Even though there has been rapid growth, HRH remains far below estimated needs and targeted goals to be met by 2014 as set out in the last HRH strategic development plan.
Goals include:
- increasing the number of trained health workers;
- equitable distribution, quality, and performance of health workers; and
- improved capacity of the MoH and others in the health sector to plan for, develop, and train health workers (Human Resources Strategy for the Health Sector in Eritrea: 2006-2010).
A 2010 consensus building workshop supported by WHO and the World Bank, which included representatives from collaborating organizations such as the Alliance, Italian Cooperation, and national training organizations, focused on a new HRH strategic plan.
Goals, described in the current National Health Policy (Eritrea MoH, 2010), include:
- increasing the number of health workers;
- addressing issues such as retention, skill mix, and attrition;
- the challenge of distribution of health workers in an environment where the population can be highly mobile and dispersed;
- responsiveness to prevailing heath needs and disease burden - particularly of non-communicable diseases that require a high level of skilled health workers;
- quantity/quality of available resources;
- technological developments such as distance learning for health workers; and
- staffing patterns at all levels taking into account expansion and restructuring of the health care delivery system, and other government policies (such as decentralization).
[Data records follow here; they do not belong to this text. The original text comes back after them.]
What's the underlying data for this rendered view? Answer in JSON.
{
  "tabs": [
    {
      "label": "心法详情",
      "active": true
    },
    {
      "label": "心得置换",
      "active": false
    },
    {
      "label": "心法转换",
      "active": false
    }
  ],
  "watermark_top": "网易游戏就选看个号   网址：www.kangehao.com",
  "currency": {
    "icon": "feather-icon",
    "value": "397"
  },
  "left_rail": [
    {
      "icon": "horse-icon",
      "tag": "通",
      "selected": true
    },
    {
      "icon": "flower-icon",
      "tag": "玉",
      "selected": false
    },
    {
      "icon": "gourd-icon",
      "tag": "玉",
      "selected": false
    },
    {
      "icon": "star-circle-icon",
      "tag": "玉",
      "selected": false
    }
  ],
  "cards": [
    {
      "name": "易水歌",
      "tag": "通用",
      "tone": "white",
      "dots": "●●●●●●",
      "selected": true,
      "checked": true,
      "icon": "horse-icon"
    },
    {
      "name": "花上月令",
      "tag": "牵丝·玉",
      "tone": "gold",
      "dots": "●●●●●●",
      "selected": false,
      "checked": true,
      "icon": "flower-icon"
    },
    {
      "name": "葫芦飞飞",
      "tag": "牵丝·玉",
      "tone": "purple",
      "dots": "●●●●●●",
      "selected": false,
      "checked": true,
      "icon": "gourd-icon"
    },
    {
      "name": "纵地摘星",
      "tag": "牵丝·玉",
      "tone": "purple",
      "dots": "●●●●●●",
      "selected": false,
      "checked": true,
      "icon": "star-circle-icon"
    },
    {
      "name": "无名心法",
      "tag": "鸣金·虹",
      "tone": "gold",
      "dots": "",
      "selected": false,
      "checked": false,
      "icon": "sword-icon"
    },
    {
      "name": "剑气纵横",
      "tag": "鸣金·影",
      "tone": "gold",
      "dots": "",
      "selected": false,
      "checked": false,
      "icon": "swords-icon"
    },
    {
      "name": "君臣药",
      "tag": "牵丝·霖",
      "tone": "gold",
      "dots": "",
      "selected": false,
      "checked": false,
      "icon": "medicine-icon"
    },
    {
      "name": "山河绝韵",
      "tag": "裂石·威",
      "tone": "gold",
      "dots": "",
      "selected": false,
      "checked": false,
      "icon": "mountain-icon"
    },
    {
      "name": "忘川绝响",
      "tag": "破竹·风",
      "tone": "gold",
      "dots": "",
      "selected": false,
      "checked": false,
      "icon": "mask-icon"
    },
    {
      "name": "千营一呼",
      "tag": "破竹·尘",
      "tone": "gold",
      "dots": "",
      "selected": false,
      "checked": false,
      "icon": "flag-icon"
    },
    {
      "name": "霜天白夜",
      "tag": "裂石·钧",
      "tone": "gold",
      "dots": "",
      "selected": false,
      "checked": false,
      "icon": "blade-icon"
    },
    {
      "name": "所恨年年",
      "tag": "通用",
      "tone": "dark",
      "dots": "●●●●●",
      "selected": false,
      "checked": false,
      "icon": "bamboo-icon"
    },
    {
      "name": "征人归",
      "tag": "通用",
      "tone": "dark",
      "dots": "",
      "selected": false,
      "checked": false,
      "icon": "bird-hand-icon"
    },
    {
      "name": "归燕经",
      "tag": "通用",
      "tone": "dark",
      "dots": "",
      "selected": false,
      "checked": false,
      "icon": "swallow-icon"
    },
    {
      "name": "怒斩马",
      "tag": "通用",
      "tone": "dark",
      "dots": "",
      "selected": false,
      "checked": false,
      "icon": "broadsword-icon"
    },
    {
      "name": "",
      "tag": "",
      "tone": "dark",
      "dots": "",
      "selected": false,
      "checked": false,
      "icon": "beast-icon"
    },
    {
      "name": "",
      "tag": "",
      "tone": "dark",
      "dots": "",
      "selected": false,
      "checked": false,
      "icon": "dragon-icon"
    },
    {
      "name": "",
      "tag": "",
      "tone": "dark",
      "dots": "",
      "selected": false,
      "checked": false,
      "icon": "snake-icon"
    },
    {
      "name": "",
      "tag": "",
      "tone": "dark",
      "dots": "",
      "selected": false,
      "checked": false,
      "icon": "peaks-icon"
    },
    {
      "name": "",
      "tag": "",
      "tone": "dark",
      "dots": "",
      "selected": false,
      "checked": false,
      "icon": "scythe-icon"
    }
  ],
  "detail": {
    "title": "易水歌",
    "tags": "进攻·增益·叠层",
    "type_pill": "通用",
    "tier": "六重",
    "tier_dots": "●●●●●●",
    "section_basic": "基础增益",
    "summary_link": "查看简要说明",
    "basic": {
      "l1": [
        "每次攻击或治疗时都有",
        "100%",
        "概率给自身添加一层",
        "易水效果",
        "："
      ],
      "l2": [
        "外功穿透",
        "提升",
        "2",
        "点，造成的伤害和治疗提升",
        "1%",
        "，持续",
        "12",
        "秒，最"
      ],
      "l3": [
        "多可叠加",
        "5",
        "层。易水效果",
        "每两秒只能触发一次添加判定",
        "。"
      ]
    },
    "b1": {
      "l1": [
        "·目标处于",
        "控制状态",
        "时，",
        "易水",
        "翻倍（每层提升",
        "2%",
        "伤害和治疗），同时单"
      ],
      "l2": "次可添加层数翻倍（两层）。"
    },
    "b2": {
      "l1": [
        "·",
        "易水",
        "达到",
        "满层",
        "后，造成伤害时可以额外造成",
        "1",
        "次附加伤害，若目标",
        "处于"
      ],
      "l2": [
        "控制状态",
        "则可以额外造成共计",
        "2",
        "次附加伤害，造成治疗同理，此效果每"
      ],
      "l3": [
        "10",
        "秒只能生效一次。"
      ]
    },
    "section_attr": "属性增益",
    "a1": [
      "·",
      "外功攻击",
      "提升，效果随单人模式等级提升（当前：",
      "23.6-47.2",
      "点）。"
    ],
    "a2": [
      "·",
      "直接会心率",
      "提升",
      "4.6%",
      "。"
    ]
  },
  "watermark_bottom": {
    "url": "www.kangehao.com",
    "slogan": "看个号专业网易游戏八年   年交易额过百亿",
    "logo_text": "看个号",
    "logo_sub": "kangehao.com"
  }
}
COUNTRY COORDINATION AND FACILITATION (CCF) IN ERITREA:
Eritrea has completed all steps of the CCF process up to establishment of an HRH committee and technical working groups; capacity building; involving the HRH committee and technical working groups in developing an evidence-based, comprehensive HRH plan; stakeholder analysis; and creation of an HRH coordination structure.
As of 2011, the country is in the process of engaging stakeholders for resource mobilization, implementation, monitoring, and evaluation of the new HRH plan which is being developed. Eritrea is currently implementing its HRH plan with donor support to complement the low level of domestic resource allocation (KD/AGA Progress Report, GHWA, 2011).